マセラティは1974年のトリノ・ショーで、1971年に生産終了となった「クアトロポルテ」以来の4ドア・プレミアムセダンとなる「クアトロポルテⅡ」を発表しました。クアトロポルテに対してはスタイリング路線の変更もさることながら、開発当時提携関係にあったシトロエンのグランツーリスモ「SM」のメカニズムが流用された事が大きな変更ポイントとなりました。
デザインはベルトーネが担当
エクステリア・デザインは、クアトロポルテがカロッツェリア・ピエトロ・フルアによるものであったのに対し、クアトロポルテⅡではベルトーネの手に委ねられました。それに伴い、曲線的なボディラインのクアトロポルテとは対照的な、直線基調のシャープなフォルムに変貌しました。ボディサイズは全長5,200mm×全幅1,870mm×全高1,400mmで、クアトロポルテから更に一回り拡大されました。
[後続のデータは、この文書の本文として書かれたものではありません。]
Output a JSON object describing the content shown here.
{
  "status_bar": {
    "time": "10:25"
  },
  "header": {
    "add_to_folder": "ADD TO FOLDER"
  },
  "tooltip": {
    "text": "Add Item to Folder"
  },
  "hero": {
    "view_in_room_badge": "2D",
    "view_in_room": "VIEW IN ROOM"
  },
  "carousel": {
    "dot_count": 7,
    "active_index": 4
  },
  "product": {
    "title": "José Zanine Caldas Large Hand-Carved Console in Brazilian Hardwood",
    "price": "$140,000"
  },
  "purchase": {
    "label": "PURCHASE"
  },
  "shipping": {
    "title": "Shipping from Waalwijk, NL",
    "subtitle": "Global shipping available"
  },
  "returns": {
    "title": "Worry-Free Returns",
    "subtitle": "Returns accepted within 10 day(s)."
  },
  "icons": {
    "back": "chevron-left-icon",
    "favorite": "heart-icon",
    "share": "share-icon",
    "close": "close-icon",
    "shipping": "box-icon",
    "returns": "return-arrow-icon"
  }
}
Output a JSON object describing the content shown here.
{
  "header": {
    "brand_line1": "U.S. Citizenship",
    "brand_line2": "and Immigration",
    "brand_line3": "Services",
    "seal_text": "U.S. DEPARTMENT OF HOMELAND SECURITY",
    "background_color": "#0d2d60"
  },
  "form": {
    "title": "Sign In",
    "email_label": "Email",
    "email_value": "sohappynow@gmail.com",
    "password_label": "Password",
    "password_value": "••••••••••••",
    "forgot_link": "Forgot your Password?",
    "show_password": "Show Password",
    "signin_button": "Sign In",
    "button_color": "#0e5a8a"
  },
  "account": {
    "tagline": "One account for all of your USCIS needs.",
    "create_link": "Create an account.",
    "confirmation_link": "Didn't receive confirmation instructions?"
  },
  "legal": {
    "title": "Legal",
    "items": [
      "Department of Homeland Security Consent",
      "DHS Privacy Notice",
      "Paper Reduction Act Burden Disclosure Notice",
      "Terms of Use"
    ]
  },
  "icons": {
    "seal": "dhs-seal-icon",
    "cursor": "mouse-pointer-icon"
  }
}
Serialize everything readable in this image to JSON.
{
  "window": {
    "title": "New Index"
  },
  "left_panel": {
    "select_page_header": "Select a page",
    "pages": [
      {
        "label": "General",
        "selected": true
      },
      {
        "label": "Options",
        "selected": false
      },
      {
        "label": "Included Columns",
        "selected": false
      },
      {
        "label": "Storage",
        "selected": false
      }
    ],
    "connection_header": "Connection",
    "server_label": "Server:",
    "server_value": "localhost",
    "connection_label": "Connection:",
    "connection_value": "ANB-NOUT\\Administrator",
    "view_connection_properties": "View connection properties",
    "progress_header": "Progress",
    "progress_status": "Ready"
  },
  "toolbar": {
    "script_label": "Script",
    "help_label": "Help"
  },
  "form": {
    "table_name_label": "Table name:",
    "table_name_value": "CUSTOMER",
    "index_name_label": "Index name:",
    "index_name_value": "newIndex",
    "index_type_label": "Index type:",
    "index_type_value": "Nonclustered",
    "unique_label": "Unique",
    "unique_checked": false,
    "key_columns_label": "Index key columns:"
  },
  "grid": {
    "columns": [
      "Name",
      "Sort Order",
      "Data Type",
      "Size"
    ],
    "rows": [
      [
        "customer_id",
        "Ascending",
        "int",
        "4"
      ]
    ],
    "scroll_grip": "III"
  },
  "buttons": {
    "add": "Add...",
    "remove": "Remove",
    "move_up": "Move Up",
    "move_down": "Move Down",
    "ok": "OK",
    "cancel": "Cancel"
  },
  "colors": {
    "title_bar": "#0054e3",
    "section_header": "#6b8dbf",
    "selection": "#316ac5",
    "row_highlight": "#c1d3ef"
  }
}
又、ホイールベースは基本的に共通のプラットフォームを持つシトロエン・SMよりも170mm長い3,070mmで、クアトロポルテからは300mm以上延長されました。こうしたボディ・ディメンションの変更に伴い、車両重量は200kg重い1,900kgに達しました。サスペションはリアの形式が変更され、4輪ダブルウィッシュボーン式となりました。
ハイロドニューマチック・サスペンションを採用
そして足回りの何よりの特徴は、シトロエン独自のメカニズムである、オイルと窒素ガスにより作動する「ハイドロニューマチック・サスペンション」が採用された事でした。又、高圧ポンプにより生み出される油圧がサスペンションのみならず、ブレーキやステアリングのパワーアシストにも利用される点もシトロエン・SMと同様でした。
駆動方式も又シトロエン・SMと同様のFFで、パワートレインは前年に登場したミッドシップ・スポーツカー「マセラティ・メラク」用の3L V6DOHCエンジンと5速MTの組み合わせが採用されました。このエンジンは、4基のウェーバー40DCNFキャブレターと8.7:1の圧縮比から最高出力はメラクより20psアップの210ps/5,500rpm、最大トルクは1.1kgmアップの27kgm/4,000rpmを発生しました。
しかしながら、重い車体に対してはそれでも力不足は否めませんでした。その他の機構面では、ブレーキはクアトロポルテと同様4輪ディスク式を採用し、ステアリング形式はリサーキュレーティング・ボール式からラック&ピニオン式に変更されました。又、ホイール&タイヤは7.0J×15インチホイール+205VR/70VR15タイヤの組み合わせで、ホイールのワイドリム化とタイヤの扁平化が図られていました。
クアトロポルテⅡはマセラティとしては画期的なモデルであったものの、同年6月にシトロエンを傘下に収めたプジョーに意向により提携関係が解消され、経営状態が悪化した事から量産化には至りませんでした。結局、受注生産により1976年までに僅か13台が生産されたに留まりました。